When the Reserve Bank of Australia cuts the cash rate, variable home loan rates usually fall too, which means lower monthly repayments for most mortgage holders. The catch is that lenders decide for themselves how much of the cut to pass on, and how soon, so a headline cut does not automatically land in your account.
That gap between what the RBA announces and what actually shows up on your loan statement is where most of the money is won or lost. Below is how a cut flows through to you, what it is roughly worth, and the one check that is worth more than the cut itself.
What an interest rate cut actually does
The cash rate is the interest rate the RBA sets at its board meetings. It is the wholesale price of money for banks, and most variable home loans are priced off it, loosely. So when the RBA delivers an interest rate cut, lenders typically respond by trimming their variable rates within a few weeks.
Typically is the operative word. A lender is not legally required to pass on a cut at all, let alone the full amount, and they do not always move at once. In past cycles some lenders have passed on the full 0.25 percentage points, others have kept a slice for their margin, and a few have quietly dragged their feet on the timing. Fixed rate loans, meanwhile, do not move with the cash rate during the fixed term, so a cut does nothing for you until that term ends.
If you are still mapping out how a loan fits your budget in the first place, our guide on how much can I borrow walks through the repayment maths before you commit.
What a cut is worth in dollars
The honest answer is: less than the headlines suggest, but not nothing. A 0.25 percentage point cut on a $600,000 variable loan saves roughly $90 a month, assuming your lender passes the cut on in full. Scale that up or down with your balance.
A few caveats worth keeping in mind. The exact figure depends on your loan size, your remaining term and how the saving is applied. Some lenders automatically lower your repayment, while others keep your repayment the same and simply shorten the life of the loan. Neither is wrong, but they are very different outcomes for your monthly cash flow, so it is worth knowing which one your lender defaults to.
Cuts help borrowers and hurt savers
A rate cut is not good news for everyone. The same move that lowers mortgage repayments also tends to lower the interest paid on savings accounts and term deposits. If you are a saver or a retiree leaning on deposit interest, a cut quietly trims your income.
A rate cut rewards people with debt and taxes people with savings, which is exactly why it is worth knowing which side of that line you are on.
For most households with a mortgage, the borrowing side dominates, so a cut is welcome. But if your offset account or savings are doing real work for you, factor the other side of the ledger in rather than celebrating the cut alone.
The biggest mistake: assuming it was passed on
Here is the part that matters most. The single most common error after an interest rate cut is assuming your lender passed it on. Many borrowers see the news, feel a little richer, and never check whether their own rate actually moved.
Do not assume. After a cut, confirm three things:
- Did your rate change? Log in or check a statement and look at your current advertised variable rate against what it was before the cut.
- By how much?

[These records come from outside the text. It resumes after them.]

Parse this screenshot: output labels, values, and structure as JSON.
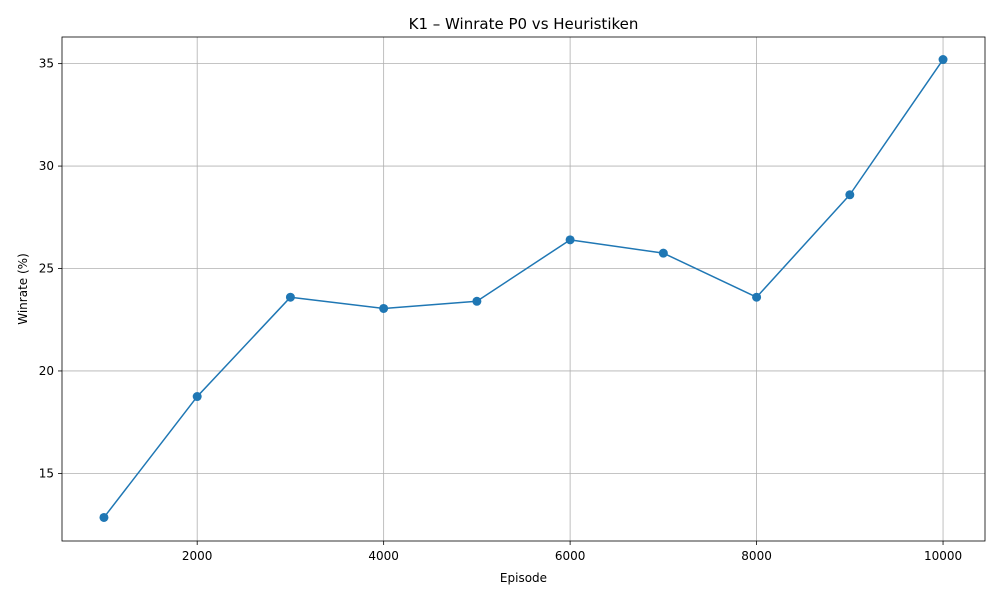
{
  "chart_data": {
    "type": "line",
    "title": "K1 – Winrate P0 vs Heuristiken",
    "xlabel": "Episode",
    "ylabel": "Winrate (%)",
    "x": [
      1000,
      2000,
      3000,
      4000,
      5000,
      6000,
      7000,
      8000,
      9000,
      10000
    ],
    "series": [
      {
        "values": [
          12.85,
          18.75,
          23.6,
          23.05,
          23.4,
          26.4,
          25.75,
          23.6,
          28.6,
          35.2
        ]
      }
    ],
    "xlim": [
      550,
      10450
    ],
    "ylim": [
      11.7,
      36.3
    ],
    "xticks": [
      2000,
      4000,
      6000,
      8000,
      10000
    ],
    "xtick_labels": [
      "2000",
      "4000",
      "6000",
      "8000",
      "10000"
    ],
    "yticks": [
      15,
      20,
      25,
      30,
      35
    ],
    "ytick_labels": [
      "15",
      "20",
      "25",
      "30",
      "35"
    ],
    "grid": true,
    "marker": "circle",
    "color": "#1f77b4"
  }
}
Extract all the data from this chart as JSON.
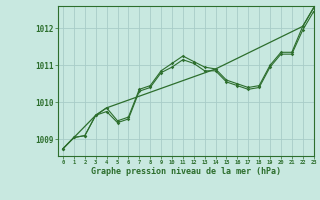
{
  "title": "Graphe pression niveau de la mer (hPa)",
  "background_color": "#c8e8e0",
  "grid_color": "#a8ccc8",
  "line_color": "#2d6e2d",
  "xlim": [
    -0.5,
    23
  ],
  "ylim": [
    1008.55,
    1012.6
  ],
  "yticks": [
    1009,
    1010,
    1011,
    1012
  ],
  "xticks": [
    0,
    1,
    2,
    3,
    4,
    5,
    6,
    7,
    8,
    9,
    10,
    11,
    12,
    13,
    14,
    15,
    16,
    17,
    18,
    19,
    20,
    21,
    22,
    23
  ],
  "line1": {
    "x": [
      0,
      1,
      2,
      3,
      4,
      5,
      6,
      7,
      8,
      9,
      10,
      11,
      12,
      13,
      14,
      15,
      16,
      17,
      18,
      19,
      20,
      21,
      22,
      23
    ],
    "y": [
      1008.75,
      1009.05,
      1009.1,
      1009.65,
      1009.85,
      1009.5,
      1009.6,
      1010.35,
      1010.45,
      1010.85,
      1011.05,
      1011.25,
      1011.1,
      1010.95,
      1010.9,
      1010.6,
      1010.5,
      1010.4,
      1010.45,
      1011.0,
      1011.35,
      1011.35,
      1012.05,
      1012.55
    ]
  },
  "line2": {
    "x": [
      0,
      1,
      2,
      3,
      4,
      5,
      6,
      7,
      8,
      9,
      10,
      11,
      12,
      13,
      14,
      15,
      16,
      17,
      18,
      19,
      20,
      21,
      22,
      23
    ],
    "y": [
      1008.75,
      1009.05,
      1009.1,
      1009.65,
      1009.75,
      1009.45,
      1009.55,
      1010.3,
      1010.4,
      1010.8,
      1010.95,
      1011.15,
      1011.05,
      1010.85,
      1010.85,
      1010.55,
      1010.45,
      1010.35,
      1010.4,
      1010.95,
      1011.3,
      1011.3,
      1011.95,
      1012.45
    ]
  },
  "line3": {
    "x": [
      0,
      3,
      4,
      14,
      22,
      23
    ],
    "y": [
      1008.75,
      1009.65,
      1009.85,
      1010.9,
      1012.05,
      1012.55
    ]
  }
}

A full 0.25 percentage point pass-through is the benchmark. Anything less means your lender kept a slice.
- From when? Note the effective date. A cut that lands six weeks late has quietly cost you real money.
If your lender did not pass the cut on in full, or your rate was never competitive to begin with, you have more leverage than you think. A quick call asking for a discount, sometimes framed as a retention request, can shave more off your rate than the cut itself. And if that goes nowhere, refinancing to a sharper lender often beats waiting on the RBA entirely. It is worth taking a moment to compare your rate against the market so you know whether you are actually getting a fair deal or just a convenient one.

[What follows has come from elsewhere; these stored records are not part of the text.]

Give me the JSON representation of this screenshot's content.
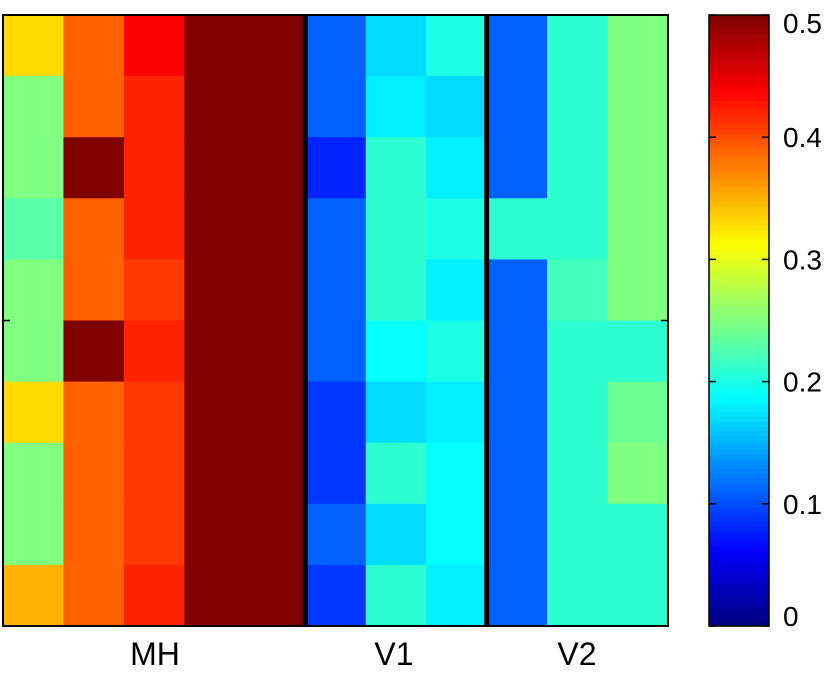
{
  "chart_data": {
    "type": "heatmap",
    "title": "",
    "xlabel": "",
    "ylabel": "",
    "group_labels": [
      "MH",
      "V1",
      "V2"
    ],
    "group_column_counts": [
      5,
      3,
      3
    ],
    "colorbar": {
      "colormap": "jet",
      "clim": [
        0,
        0.5
      ],
      "ticks": [
        0,
        0.1,
        0.2,
        0.3,
        0.4,
        0.5
      ],
      "tick_labels": [
        "0",
        "0.1",
        "0.2",
        "0.3",
        "0.4",
        "0.5"
      ]
    },
    "rows": 10,
    "cols": 11,
    "values": [
      [
        0.33,
        0.39,
        0.44,
        0.5,
        0.5,
        0.11,
        0.17,
        0.2,
        0.11,
        0.21,
        0.25
      ],
      [
        0.25,
        0.39,
        0.42,
        0.5,
        0.5,
        0.11,
        0.18,
        0.17,
        0.11,
        0.21,
        0.25
      ],
      [
        0.25,
        0.5,
        0.42,
        0.5,
        0.5,
        0.08,
        0.21,
        0.18,
        0.11,
        0.21,
        0.25
      ],
      [
        0.23,
        0.39,
        0.42,
        0.5,
        0.5,
        0.11,
        0.21,
        0.2,
        0.21,
        0.21,
        0.25
      ],
      [
        0.25,
        0.39,
        0.41,
        0.5,
        0.5,
        0.11,
        0.21,
        0.18,
        0.11,
        0.22,
        0.25
      ],
      [
        0.25,
        0.5,
        0.42,
        0.5,
        0.5,
        0.11,
        0.19,
        0.2,
        0.11,
        0.21,
        0.21
      ],
      [
        0.33,
        0.39,
        0.41,
        0.5,
        0.5,
        0.09,
        0.17,
        0.18,
        0.11,
        0.21,
        0.24
      ],
      [
        0.25,
        0.39,
        0.41,
        0.5,
        0.5,
        0.09,
        0.21,
        0.19,
        0.11,
        0.21,
        0.25
      ],
      [
        0.25,
        0.39,
        0.41,
        0.5,
        0.5,
        0.11,
        0.17,
        0.19,
        0.11,
        0.21,
        0.21
      ],
      [
        0.35,
        0.39,
        0.42,
        0.5,
        0.5,
        0.09,
        0.21,
        0.18,
        0.11,
        0.21,
        0.21
      ]
    ],
    "grid": false,
    "legend": "colorbar-right"
  }
}
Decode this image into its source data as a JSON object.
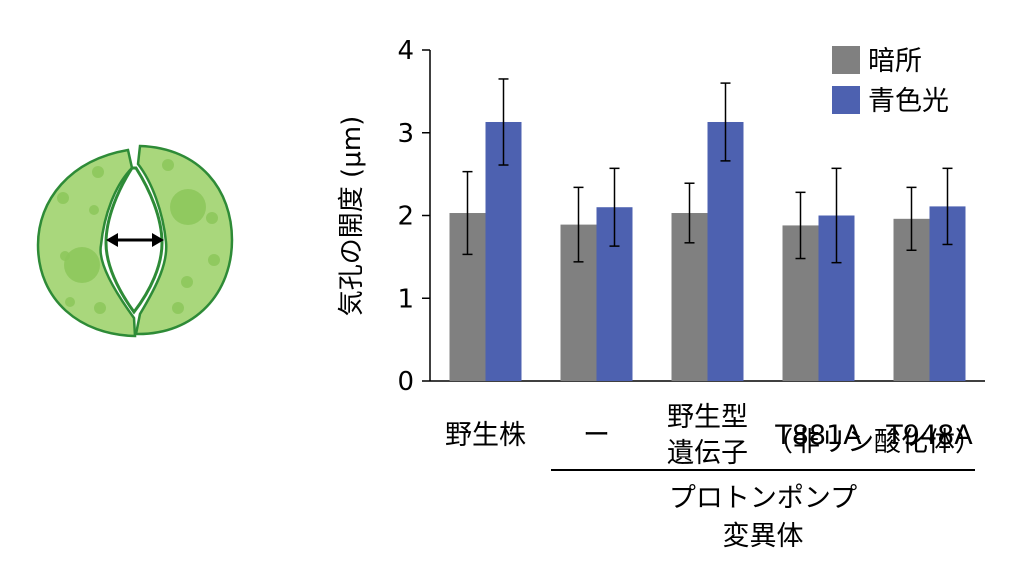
{
  "chart_data": {
    "type": "bar",
    "ylabel": "気孔の開度 (μm)",
    "ylim": [
      0,
      4
    ],
    "yticks": [
      0,
      1,
      2,
      3,
      4
    ],
    "grid": false,
    "legend_position": "top-right",
    "categories": [
      {
        "lines": [
          "野生株"
        ]
      },
      {
        "lines": [
          "ー"
        ]
      },
      {
        "lines": [
          "野生型",
          "遺伝子"
        ]
      },
      {
        "lines": [
          "T881A"
        ]
      },
      {
        "lines": [
          "T948A"
        ]
      }
    ],
    "group_annotation": {
      "text": "（非リン酸化体）",
      "spans": [
        3,
        4
      ]
    },
    "bracket": {
      "lines": [
        "プロトンポンプ",
        "変異体"
      ],
      "spans": [
        1,
        4
      ]
    },
    "series": [
      {
        "name": "暗所",
        "color": "#808080",
        "values": [
          2.03,
          1.89,
          2.03,
          1.88,
          1.96
        ],
        "errors": [
          0.5,
          0.45,
          0.36,
          0.4,
          0.38
        ]
      },
      {
        "name": "青色光",
        "color": "#4d61b0",
        "values": [
          3.13,
          2.1,
          3.13,
          2.0,
          2.11
        ],
        "errors": [
          0.52,
          0.47,
          0.47,
          0.57,
          0.46
        ]
      }
    ]
  },
  "illustration": {
    "name": "stomata-guard-cells",
    "fill_color": "#a9d77c",
    "outline_color": "#2e8b37",
    "arrow_color": "#000000"
  }
}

The table below sums up the order of operations.
| Step | What to do | Why it matters |
|---|---|---|
| 1. Check | Confirm your variable rate moved after the cut | Lenders do not always pass cuts on |
| 2. Compare | Benchmark your rate against current market rates | Reveals whether you are overpaying |
| 3. Ask | Request a discount or retention offer from your lender | Often beats the value of the cut |
| 4. Switch | Refinance if your lender will not budge | Can save more than any single cut |
If switching looks like the move, our walkthrough on how to refinance home loan covers the steps, the costs and the traps before you sign anything.

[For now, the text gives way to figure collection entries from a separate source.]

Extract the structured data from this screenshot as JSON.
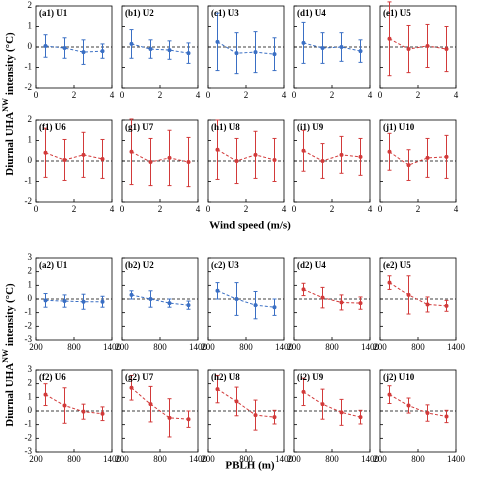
{
  "axis_labels": [
    {
      "xlabel": "Wind speed (m/s)",
      "ylabel": [
        "Diurnal UHA",
        "NW",
        "intensity (°C)"
      ]
    },
    {
      "xlabel": "PBLH (m)",
      "ylabel": [
        "Diurnal UHA",
        "NW",
        "intensity (°C)"
      ]
    }
  ],
  "chart_data": [
    {
      "type": "errorbar",
      "title": "(a1) U1",
      "x": [
        0.5,
        1.5,
        2.5,
        3.5
      ],
      "xlim": [
        0,
        4
      ],
      "xticks": [
        0,
        2,
        4
      ],
      "ylim": [
        -2,
        2
      ],
      "yticks": [
        -2,
        -1,
        0,
        1,
        2
      ],
      "hline": 0,
      "series": [
        {
          "color": "#3a6fc4",
          "values": [
            0.05,
            -0.05,
            -0.25,
            -0.2
          ],
          "errors": [
            0.55,
            0.5,
            0.6,
            0.35
          ]
        }
      ]
    },
    {
      "type": "errorbar",
      "title": "(b1) U2",
      "x": [
        0.5,
        1.5,
        2.5,
        3.5
      ],
      "xlim": [
        0,
        4
      ],
      "xticks": [
        0,
        2,
        4
      ],
      "ylim": [
        -2,
        2
      ],
      "yticks": [
        -2,
        -1,
        0,
        1,
        2
      ],
      "hline": 0,
      "series": [
        {
          "color": "#3a6fc4",
          "values": [
            0.15,
            -0.1,
            -0.15,
            -0.3
          ],
          "errors": [
            0.7,
            0.45,
            0.45,
            0.5
          ]
        }
      ]
    },
    {
      "type": "errorbar",
      "title": "(c1) U3",
      "x": [
        0.5,
        1.5,
        2.5,
        3.5
      ],
      "xlim": [
        0,
        4
      ],
      "xticks": [
        0,
        2,
        4
      ],
      "ylim": [
        -2,
        2
      ],
      "yticks": [
        -2,
        -1,
        0,
        1,
        2
      ],
      "hline": 0,
      "series": [
        {
          "color": "#3a6fc4",
          "values": [
            0.25,
            -0.3,
            -0.25,
            -0.35
          ],
          "errors": [
            1.4,
            1.0,
            1.0,
            0.8
          ]
        }
      ]
    },
    {
      "type": "errorbar",
      "title": "(d1) U4",
      "x": [
        0.5,
        1.5,
        2.5,
        3.5
      ],
      "xlim": [
        0,
        4
      ],
      "xticks": [
        0,
        2,
        4
      ],
      "ylim": [
        -2,
        2
      ],
      "yticks": [
        -2,
        -1,
        0,
        1,
        2
      ],
      "hline": 0,
      "series": [
        {
          "color": "#3a6fc4",
          "values": [
            0.2,
            -0.05,
            0.0,
            -0.2
          ],
          "errors": [
            1.0,
            0.75,
            0.7,
            0.55
          ]
        }
      ]
    },
    {
      "type": "errorbar",
      "title": "(e1) U5",
      "x": [
        0.5,
        1.5,
        2.5,
        3.5
      ],
      "xlim": [
        0,
        4
      ],
      "xticks": [
        0,
        2,
        4
      ],
      "ylim": [
        -2,
        2
      ],
      "yticks": [
        -2,
        -1,
        0,
        1,
        2
      ],
      "hline": 0,
      "series": [
        {
          "color": "#d23a3a",
          "values": [
            0.4,
            -0.1,
            0.05,
            -0.1
          ],
          "errors": [
            1.8,
            1.15,
            1.05,
            1.1
          ]
        }
      ]
    },
    {
      "type": "errorbar",
      "title": "(f1) U6",
      "x": [
        0.5,
        1.5,
        2.5,
        3.5
      ],
      "xlim": [
        0,
        4
      ],
      "xticks": [
        0,
        2,
        4
      ],
      "ylim": [
        -2,
        2
      ],
      "yticks": [
        -2,
        -1,
        0,
        1,
        2
      ],
      "hline": 0,
      "series": [
        {
          "color": "#d23a3a",
          "values": [
            0.4,
            0.05,
            0.3,
            0.1
          ],
          "errors": [
            1.2,
            1.0,
            1.1,
            0.95
          ]
        }
      ]
    },
    {
      "type": "errorbar",
      "title": "(g1) U7",
      "x": [
        0.5,
        1.5,
        2.5,
        3.5
      ],
      "xlim": [
        0,
        4
      ],
      "xticks": [
        0,
        2,
        4
      ],
      "ylim": [
        -2,
        2
      ],
      "yticks": [
        -2,
        -1,
        0,
        1,
        2
      ],
      "hline": 0,
      "series": [
        {
          "color": "#d23a3a",
          "values": [
            0.45,
            -0.05,
            0.15,
            -0.05
          ],
          "errors": [
            1.6,
            1.15,
            1.35,
            1.2
          ]
        }
      ]
    },
    {
      "type": "errorbar",
      "title": "(h1) U8",
      "x": [
        0.5,
        1.5,
        2.5,
        3.5
      ],
      "xlim": [
        0,
        4
      ],
      "xticks": [
        0,
        2,
        4
      ],
      "ylim": [
        -2,
        2
      ],
      "yticks": [
        -2,
        -1,
        0,
        1,
        2
      ],
      "hline": 0,
      "series": [
        {
          "color": "#d23a3a",
          "values": [
            0.55,
            0.0,
            0.3,
            0.05
          ],
          "errors": [
            1.45,
            1.1,
            1.15,
            1.05
          ]
        }
      ]
    },
    {
      "type": "errorbar",
      "title": "(i1) U9",
      "x": [
        0.5,
        1.5,
        2.5,
        3.5
      ],
      "xlim": [
        0,
        4
      ],
      "xticks": [
        0,
        2,
        4
      ],
      "ylim": [
        -2,
        2
      ],
      "yticks": [
        -2,
        -1,
        0,
        1,
        2
      ],
      "hline": 0,
      "series": [
        {
          "color": "#d23a3a",
          "values": [
            0.5,
            0.0,
            0.3,
            0.2
          ],
          "errors": [
            1.0,
            0.85,
            0.9,
            0.9
          ]
        }
      ]
    },
    {
      "type": "errorbar",
      "title": "(j1) U10",
      "x": [
        0.5,
        1.5,
        2.5,
        3.5
      ],
      "xlim": [
        0,
        4
      ],
      "xticks": [
        0,
        2,
        4
      ],
      "ylim": [
        -2,
        2
      ],
      "yticks": [
        -2,
        -1,
        0,
        1,
        2
      ],
      "hline": 0,
      "series": [
        {
          "color": "#d23a3a",
          "values": [
            0.45,
            -0.2,
            0.15,
            0.2
          ],
          "errors": [
            0.9,
            0.75,
            0.95,
            1.05
          ]
        }
      ]
    },
    {
      "type": "errorbar",
      "title": "(a2) U1",
      "x": [
        350,
        650,
        950,
        1250
      ],
      "xlim": [
        200,
        1400
      ],
      "xticks": [
        200,
        800,
        1400
      ],
      "ylim": [
        -3,
        3
      ],
      "yticks": [
        -3,
        -2,
        -1,
        0,
        1,
        2,
        3
      ],
      "hline": 0,
      "series": [
        {
          "color": "#3a6fc4",
          "values": [
            -0.1,
            -0.15,
            -0.2,
            -0.2
          ],
          "errors": [
            0.5,
            0.45,
            0.55,
            0.4
          ]
        }
      ]
    },
    {
      "type": "errorbar",
      "title": "(b2) U2",
      "x": [
        350,
        650,
        950,
        1250
      ],
      "xlim": [
        200,
        1400
      ],
      "xticks": [
        200,
        800,
        1400
      ],
      "ylim": [
        -3,
        3
      ],
      "yticks": [
        -3,
        -2,
        -1,
        0,
        1,
        2,
        3
      ],
      "hline": 0,
      "series": [
        {
          "color": "#3a6fc4",
          "values": [
            0.3,
            0.0,
            -0.3,
            -0.45
          ],
          "errors": [
            0.3,
            0.6,
            0.3,
            0.3
          ]
        }
      ]
    },
    {
      "type": "errorbar",
      "title": "(c2) U3",
      "x": [
        350,
        650,
        950,
        1250
      ],
      "xlim": [
        200,
        1400
      ],
      "xticks": [
        200,
        800,
        1400
      ],
      "ylim": [
        -3,
        3
      ],
      "yticks": [
        -3,
        -2,
        -1,
        0,
        1,
        2,
        3
      ],
      "hline": 0,
      "series": [
        {
          "color": "#3a6fc4",
          "values": [
            0.6,
            0.0,
            -0.45,
            -0.6
          ],
          "errors": [
            0.6,
            1.2,
            1.0,
            0.6
          ]
        }
      ]
    },
    {
      "type": "errorbar",
      "title": "(d2) U4",
      "x": [
        350,
        650,
        950,
        1250
      ],
      "xlim": [
        200,
        1400
      ],
      "xticks": [
        200,
        800,
        1400
      ],
      "ylim": [
        -3,
        3
      ],
      "yticks": [
        -3,
        -2,
        -1,
        0,
        1,
        2,
        3
      ],
      "hline": 0,
      "series": [
        {
          "color": "#d23a3a",
          "values": [
            0.7,
            0.1,
            -0.25,
            -0.3
          ],
          "errors": [
            0.45,
            0.75,
            0.55,
            0.45
          ]
        }
      ]
    },
    {
      "type": "errorbar",
      "title": "(e2) U5",
      "x": [
        350,
        650,
        950,
        1250
      ],
      "xlim": [
        200,
        1400
      ],
      "xticks": [
        200,
        800,
        1400
      ],
      "ylim": [
        -3,
        3
      ],
      "yticks": [
        -3,
        -2,
        -1,
        0,
        1,
        2,
        3
      ],
      "hline": 0,
      "series": [
        {
          "color": "#d23a3a",
          "values": [
            1.2,
            0.3,
            -0.4,
            -0.5
          ],
          "errors": [
            0.5,
            1.4,
            0.55,
            0.4
          ]
        }
      ]
    },
    {
      "type": "errorbar",
      "title": "(f2) U6",
      "x": [
        350,
        650,
        950,
        1250
      ],
      "xlim": [
        200,
        1400
      ],
      "xticks": [
        200,
        800,
        1400
      ],
      "ylim": [
        -3,
        3
      ],
      "yticks": [
        -3,
        -2,
        -1,
        0,
        1,
        2,
        3
      ],
      "hline": 0,
      "series": [
        {
          "color": "#d23a3a",
          "values": [
            1.2,
            0.4,
            -0.05,
            -0.2
          ],
          "errors": [
            0.8,
            1.3,
            0.55,
            0.5
          ]
        }
      ]
    },
    {
      "type": "errorbar",
      "title": "(g2) U7",
      "x": [
        350,
        650,
        950,
        1250
      ],
      "xlim": [
        200,
        1400
      ],
      "xticks": [
        200,
        800,
        1400
      ],
      "ylim": [
        -3,
        3
      ],
      "yticks": [
        -3,
        -2,
        -1,
        0,
        1,
        2,
        3
      ],
      "hline": 0,
      "series": [
        {
          "color": "#d23a3a",
          "values": [
            1.7,
            0.5,
            -0.5,
            -0.6
          ],
          "errors": [
            0.9,
            1.3,
            1.4,
            0.6
          ]
        }
      ]
    },
    {
      "type": "errorbar",
      "title": "(h2) U8",
      "x": [
        350,
        650,
        950,
        1250
      ],
      "xlim": [
        200,
        1400
      ],
      "xticks": [
        200,
        800,
        1400
      ],
      "ylim": [
        -3,
        3
      ],
      "yticks": [
        -3,
        -2,
        -1,
        0,
        1,
        2,
        3
      ],
      "hline": 0,
      "series": [
        {
          "color": "#d23a3a",
          "values": [
            1.6,
            0.7,
            -0.3,
            -0.45
          ],
          "errors": [
            1.0,
            1.05,
            1.1,
            0.5
          ]
        }
      ]
    },
    {
      "type": "errorbar",
      "title": "(i2) U9",
      "x": [
        350,
        650,
        950,
        1250
      ],
      "xlim": [
        200,
        1400
      ],
      "xticks": [
        200,
        800,
        1400
      ],
      "ylim": [
        -3,
        3
      ],
      "yticks": [
        -3,
        -2,
        -1,
        0,
        1,
        2,
        3
      ],
      "hline": 0,
      "series": [
        {
          "color": "#d23a3a",
          "values": [
            1.4,
            0.5,
            -0.1,
            -0.45
          ],
          "errors": [
            1.0,
            1.1,
            0.95,
            0.5
          ]
        }
      ]
    },
    {
      "type": "errorbar",
      "title": "(j2) U10",
      "x": [
        350,
        650,
        950,
        1250
      ],
      "xlim": [
        200,
        1400
      ],
      "xticks": [
        200,
        800,
        1400
      ],
      "ylim": [
        -3,
        3
      ],
      "yticks": [
        -3,
        -2,
        -1,
        0,
        1,
        2,
        3
      ],
      "hline": 0,
      "series": [
        {
          "color": "#d23a3a",
          "values": [
            1.2,
            0.4,
            -0.15,
            -0.4
          ],
          "errors": [
            0.65,
            0.55,
            0.6,
            0.45
          ]
        }
      ]
    }
  ]
}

A note on timing and where to confirm figures
Rate decisions are made at RBA board meetings, and the schedule and the current cash rate can change. The figures here, including the rough $90 a month saving, were last checked June 2026 and are general illustrations, not a forecast of what any lender will do. For the current cash rate and the next meeting date, confirm directly with the Reserve Bank of Australia. Policy and lender behaviour both shift, so treat any number you read, here or elsewhere, as a starting point rather than a promise.
This article is general information only and is not personal financial, tax or legal advice. Your situation, loan and lender will differ, so consider getting advice tailored to you before acting.
The bottom line
An interest rate cut usually means a lower mortgage repayment, but only once your lender actually passes it on, and only if your rate was competitive to start with. The cut is the easy part. The money is in checking what landed, asking for better, and being willing to switch if the answer disappoints. Treat every cut as a prompt to review your loan rather than a gift that arrives on its own.